If sufficient historical failure examples are available, as well as other relevant input data (e.g., sensor data, technician notes), a supervised machine learning classifier can be trained to predict if equipment will be operating in the failed or not-failed class in the future. In supervised classification problems, training examples are often referred to as labels. The following figure shows an example of failure labels and classifier predictions.

Examples of input signals and output data infographic

Figure 6 Time-series representation of a classifier label (“failed” or “not failed”) that can be used to train a predictive maintenance machine learning model using classification.

Examples of supervised classifier models include support vector machines (SVM), XGBoost, gradient-boosted decision trees (GBDT), random forest, and neural networks.


Regression models predict quantities, such as how many customers are likely to churn or the sales forecast over the next week.
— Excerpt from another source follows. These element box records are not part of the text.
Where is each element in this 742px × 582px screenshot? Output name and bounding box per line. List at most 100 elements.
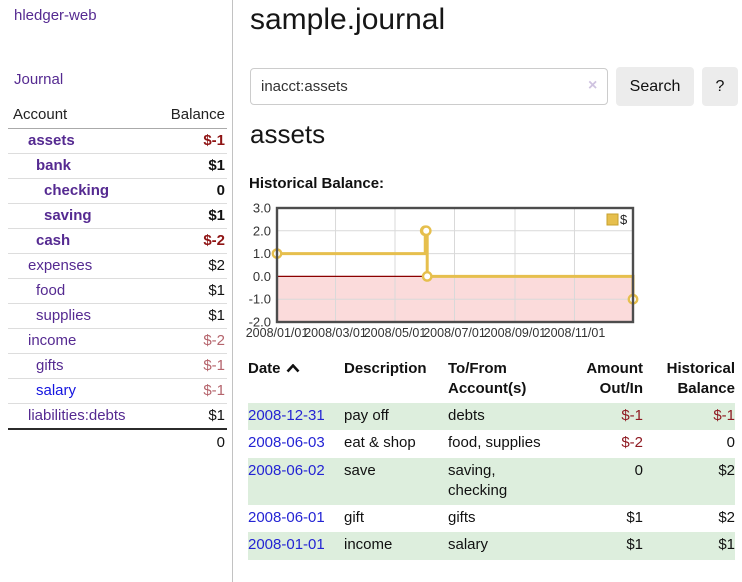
sidebar-account-row: assets $-1 [8,129,227,154]
transaction-amount: 0 [634,461,643,479]
account-balance: $1 [208,407,225,424]
sidebar-account-row: saving $1 [8,203,227,229]
x-tick-label: 2008/09/01 [484,326,547,340]
account-balance: $1 [208,157,225,174]
account-link[interactable]: expenses [28,257,93,274]
accounts-column-header: Account [8,102,152,129]
transaction-description: pay off [344,407,389,424]
transaction-amount: $-2 [621,434,643,452]
sidebar-account-row: liabilities:debts $1 [8,403,227,430]
search-button[interactable]: Search [616,67,694,106]
account-link[interactable]: saving [44,207,92,224]
accounts-total-value: 0 [216,434,225,451]
sidebar-account-row: salary $-1 [8,378,227,404]
sidebar-account-row: income $-2 [8,328,227,354]
transaction-date-link[interactable]: 2008-06-02 [248,461,325,479]
sidebar-account-row: bank $1 [8,153,227,179]
account-link[interactable]: gifts [36,357,64,374]
transaction-balance: $2 [718,461,735,479]
account-link[interactable]: cash [36,232,71,249]
y-tick-label: 0.0 [253,269,271,284]
y-tick-label: 2.0 [253,223,271,238]
transaction-balance: $1 [718,536,735,554]
accounts-header: To/From Account(s) [448,360,527,397]
account-link[interactable]: supplies [36,307,92,324]
x-tick-label: 2008/01/01 [246,326,309,340]
x-tick-label: 2008/07/01 [423,326,486,340]
account-link[interactable]: bank [36,157,72,174]
transaction-balance: 0 [726,434,735,452]
account-balance: $1 [208,307,225,324]
help-button[interactable]: ? [702,67,738,106]
x-tick-label: 2008/05/01 [364,326,427,340]
account-balance: $-1 [203,382,225,399]
transaction-amount: $1 [626,536,643,554]
account-balance: $-2 [203,232,225,249]
data-point-marker [421,271,433,282]
y-tick-label: 3.0 [253,201,271,216]
search-input[interactable] [250,68,608,105]
transaction-row: 2008-06-01 gift gifts $1 $2 [248,505,735,532]
transaction-balance: $-1 [713,407,735,424]
sidebar-account-row: expenses $2 [8,253,227,279]
transaction-description: income [344,536,393,554]
transaction-accounts: saving, checking [448,461,508,499]
x-tick-label: 2008/11/01 [544,326,606,340]
sidebar-account-row: gifts $-1 [8,353,227,379]
account-link[interactable]: food [36,282,66,299]
chart-heading: Historical Balance: [249,175,385,192]
account-link[interactable]: checking [44,182,110,199]
y-tick-label: -1.0 [249,292,271,307]
sidebar-account-row: supplies $1 [8,303,227,329]
transaction-date-link[interactable]: 2008-12-31 [248,407,325,424]
transactions-table: Date Description To/From Account(s) Amou… [248,357,735,560]
sidebar: hledger-web Journal Account Balance asse… [0,0,233,582]
transaction-date-link[interactable]: 2008-06-03 [248,434,325,452]
description-header: Description [344,360,427,377]
account-balance: $-1 [203,357,225,374]
plot-border [275,206,635,324]
sort-ascending-icon [286,359,300,379]
accounts-total-row: 0 [8,429,227,455]
transaction-accounts: gifts [448,509,476,526]
sidebar-item-journal[interactable]: Journal [14,71,64,88]
historical-balance-chart: $3.0 2.0 1.0 0.0 -1.0 -2.02008/01/012008/03/0… [246,201,639,340]
data-point-marker [420,225,432,237]
transaction-amount: $-1 [621,407,643,424]
sidebar-account-row: food $1 [8,278,227,304]
y-tick-label: -2.0 [249,315,271,330]
transaction-accounts: food, supplies [448,434,541,452]
transaction-row: 2008-06-02 save saving, checking 0 $2 [248,457,735,505]
clear-search-icon[interactable]: × [588,77,598,94]
transaction-date-link[interactable]: 2008-06-01 [248,509,325,526]
transactions-header-row: Date Description To/From Account(s) Amou… [248,357,735,403]
transaction-description: gift [344,509,365,526]
balance-column-header: Balance [152,102,227,129]
transaction-description: save [344,461,376,479]
date-sort-header[interactable]: Date [248,357,344,403]
sidebar-account-row: checking 0 [8,178,227,204]
account-link[interactable]: salary [36,382,77,399]
account-balance: $-1 [203,132,225,149]
transaction-row: 2008-06-03 eat & shop food, supplies $-2 0 [248,430,735,457]
app-title-link[interactable]: hledger-web [14,7,97,24]
accounts-balance-table: Account Balance assets $-1 bank $1 checking 0… [8,102,227,455]
account-link[interactable]: assets [28,132,75,149]
legend-swatch [606,213,619,226]
transaction-accounts: salary [448,536,489,554]
transaction-description: eat & shop [344,434,416,452]
sidebar-account-row: cash $-2 [8,228,227,254]
legend-label: $ [620,212,628,227]
account-link[interactable]: income [28,332,77,349]
date-header-label: Date [248,360,281,377]
transaction-row: 2008-01-01 income salary $1 $1 [248,532,735,560]
amount-header: Amount Out/In [586,360,643,397]
transaction-date-link[interactable]: 2008-01-01 [248,536,325,554]
transaction-row: 2008-12-31 pay off debts $-1 $-1 [248,403,735,431]
transaction-amount: $1 [626,509,643,526]
x-tick-label: 2008/03/01 [304,326,367,340]
account-link[interactable]: liabilities:debts [28,407,126,424]
page-title: sample.journal [250,3,446,36]
transaction-balance: $2 [718,509,735,526]
account-balance: $1 [208,207,225,224]
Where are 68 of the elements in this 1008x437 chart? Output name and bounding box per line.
Regression techniques are useful for business problems that have large historical datasets that correlate to numeric labels, including such things as sales, inventory, or loan value.

Reconsider the predictive maintenance example we explored with a classifier model, but this time we want to predict equipment failure using a regression model. Instead of predicting a categorical label like “failed” or “not failed” (as with the classifier model), a regression model can be trained to predict a continuous value, such as time to failure, as shown in the Figure 7.

Training a regression algorithm is similar to training a classifier. The feature matrix is comprised of input signals such as sensor data and work orders. The regression model also requires labels, but instead of a binary (1 or 0) indicator of class (“failed” or “not failed”), the label is numeric (time to failure).


Figure 7 Time-series representation of a time-to-failure label that can be used to train a predictive maintenance machine learning model using regression.

Examples of supervised regression models include linear regressions that predict a linear relationship between input features and outputs, ridge regressions that are a more advanced variation of linear regression, random forests that predict nonlinear relationships between inputs and outputs using decision trees, and neural networks that predict nonlinear relationships between inputs and outputs using layers of complex nodes.

The following figure shows an example of a classification and regression technique. The left-hand side of the figure illustrates the result of a classification algorithm that estimates a decision boundary to separate two classes (the classes are represented with different symbols in the figure). The axes on the chart represent two input features. The right-hand side of the figure illustrates the result of a regression algorithm that predicts a quantity (shown on the y axis) as a function of a feature input (shown on the x axis).


Figure 8 Examples of classification and regression techniques.